Longe de buscar o sensacionalismo que o tema poderia sugerir, "Anatomia de um crime" utiliza de maneira sóbria e inteligente os elementos que o destacam ainda hoje entre seus congêneres. Apesar de apresentar em seu roteiro tudo aquilo que atualmente pode ser considerado clichê, Wendell Mayes - indicado ao Oscar por seu meticuloso trabalho - não hesita em embaralhar as cartas do jogo, deixando no espectador a dúvida crucial que também acomete ao corpo de jurados: será que realmente a história contada pelo réu é verdadeira? Será que a vítima do estupro é tão inocente quanto se declara? Será que uma mulher flagrantemente pouco afeita ao puritanismo de sua cidadezinha merece ser julgada como criminosa? Ao estabelecer todas essas questões, tanto o roteiro de Mayes quanto a direção imparcial de Otto Preminger dão um passo à frente em questões até então varridas para debaixo do tapete da sociedade ianque.

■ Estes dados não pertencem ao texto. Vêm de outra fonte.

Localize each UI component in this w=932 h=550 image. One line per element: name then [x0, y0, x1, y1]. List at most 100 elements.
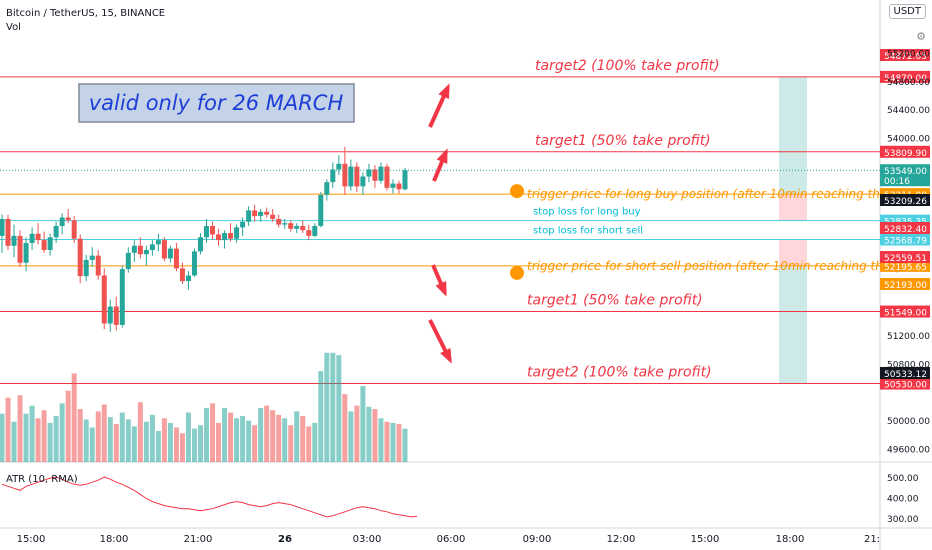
y-tick-label: 49600.00: [887, 445, 930, 455]
price-tag: 51549.00: [884, 309, 927, 319]
price-tag-bg: [880, 278, 930, 290]
y-tick-label: 54800.00: [887, 78, 930, 88]
candle-body: [191, 251, 197, 276]
candle-body: [234, 227, 240, 239]
volume-bar: [402, 428, 408, 462]
candle-body: [264, 211, 270, 215]
y-tick-label: 55200.00: [887, 50, 930, 60]
x-tick-label: 09:00: [523, 534, 552, 545]
volume-bar: [312, 422, 318, 462]
x-tick-label: 21:00: [184, 534, 213, 545]
volume-bar: [246, 420, 252, 462]
price-tag: 52568.79: [884, 236, 927, 246]
volume-bar: [11, 421, 17, 462]
candle-body: [113, 306, 119, 325]
price-tag: 52193.00: [884, 281, 927, 291]
gear-icon[interactable]: ⚙: [916, 31, 926, 43]
x-tick-label: 18:00: [776, 534, 805, 545]
candle-body: [246, 210, 252, 222]
candle-body: [252, 210, 258, 217]
volume-bar: [77, 409, 83, 462]
volume-bar: [161, 418, 167, 462]
candle-body: [161, 240, 167, 259]
candle-body: [210, 225, 216, 235]
volume-bar: [270, 410, 276, 462]
price-tag-bg: [880, 233, 930, 246]
candle-body: [137, 245, 143, 255]
volume-bar: [167, 422, 173, 462]
candle-body: [342, 163, 348, 187]
volume-bar: [17, 395, 23, 462]
candle-body: [35, 233, 41, 241]
candle-body: [276, 218, 282, 225]
candle-body: [390, 183, 396, 188]
candle-body: [348, 166, 354, 187]
candle-body: [258, 211, 264, 217]
candle-body: [372, 169, 378, 181]
candle-body: [65, 217, 71, 221]
candle-body: [77, 238, 83, 277]
volume-bar: [107, 417, 113, 462]
level-label: trigger price for short sell position (a…: [527, 259, 911, 273]
volume-bar: [258, 407, 264, 462]
volume-bar: [222, 407, 228, 462]
x-tick-label: 15:00: [691, 534, 720, 545]
volume-bar: [101, 404, 107, 462]
volume-bar: [288, 425, 294, 462]
price-tag: 53209.26: [884, 197, 927, 207]
candle-body: [354, 166, 360, 187]
candle-body: [179, 268, 185, 282]
volume-bar: [131, 426, 137, 462]
arrow-up-target1-head: [436, 148, 448, 164]
volume-bar: [179, 433, 185, 462]
candle-body: [306, 230, 312, 236]
price-tag: 54870.00: [884, 74, 927, 84]
currency-badge[interactable]: USDT: [888, 4, 926, 19]
volume-bar: [330, 352, 336, 462]
price-tag-bg: [880, 49, 930, 61]
x-tick-label: 06:00: [437, 534, 466, 545]
candle-body: [228, 233, 234, 239]
candle-body: [185, 275, 191, 282]
volume-bar: [191, 428, 197, 462]
y-tick-label: 50800.00: [887, 360, 930, 370]
volume-bar: [23, 413, 29, 462]
volume-bar: [35, 418, 41, 462]
candle-body: [143, 250, 149, 255]
atr-line: [1, 476, 418, 518]
symbol-title: Bitcoin / TetherUS, 15, BINANCE: [6, 8, 166, 19]
price-tag: 50530.00: [884, 381, 927, 391]
y-tick-label: 54000.00: [887, 134, 930, 144]
candle-body: [101, 275, 107, 324]
level-label: stop loss for short sell: [533, 225, 643, 236]
volume-bar: [300, 416, 306, 462]
volume-bar: [228, 412, 234, 462]
candle-body: [216, 234, 222, 241]
candle-body: [384, 166, 390, 188]
candle-body: [300, 225, 306, 231]
volume-bar: [384, 421, 390, 462]
candle-body: [312, 225, 318, 236]
volume-bar: [354, 405, 360, 462]
volume-bar: [306, 426, 312, 462]
note-text: valid only for 26 MARCH: [89, 91, 344, 115]
price-tag-bg: [880, 70, 930, 83]
candle-body: [396, 183, 402, 190]
price-tag: 53549.00: [884, 167, 927, 177]
volume-bar: [342, 394, 348, 462]
atr-tick-label: 400.00: [887, 495, 919, 505]
candle-body: [318, 194, 324, 226]
candle-body: [324, 182, 330, 195]
atr-label: ATR (10, RMA): [6, 474, 78, 485]
candle-body: [29, 233, 35, 243]
candle-body: [23, 242, 29, 263]
volume-bar: [173, 427, 179, 462]
candle-body: [0, 218, 5, 236]
volume-bar: [294, 411, 300, 462]
candle-body: [11, 235, 17, 246]
candle-body: [71, 220, 77, 239]
short-target-zone: [779, 265, 807, 384]
note-box: [78, 83, 355, 123]
short-stop-zone: [779, 239, 807, 266]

À parte o fato de ter tido a coragem de desafiar o tal Código de Produção, com seu tema e seu roteiro sem meias-palavras ou suscetibilidades, "Anatomia de um crime" conquista o público por causa principalmente devido a suas qualidades dramáticas, que vão desde a direção segura de Otto Preminger - que trata a audiência como gente grande e capaz de tirar suas próprias conclusões, evitando o uso de flashbacks e mantendo a dubiedade da versão oficial da defesa - até a escalação certeira de um elenco inspiradíssimo. James Stewart poucas vezes esteve tão seguro em cena, especialmente nos confrontos com George C. Scott e nas cenas encharcadas de uma tensão sexual quase palpável com a Laura Manion de Lee Remick. Destaca-se também um jovem Ben Gazzarra, mostrando-se extremamente eficaz como o réu em constante estado de excitação violenta. Eles são as ferramentas que Preminger utiliza para construir sua obra-prima.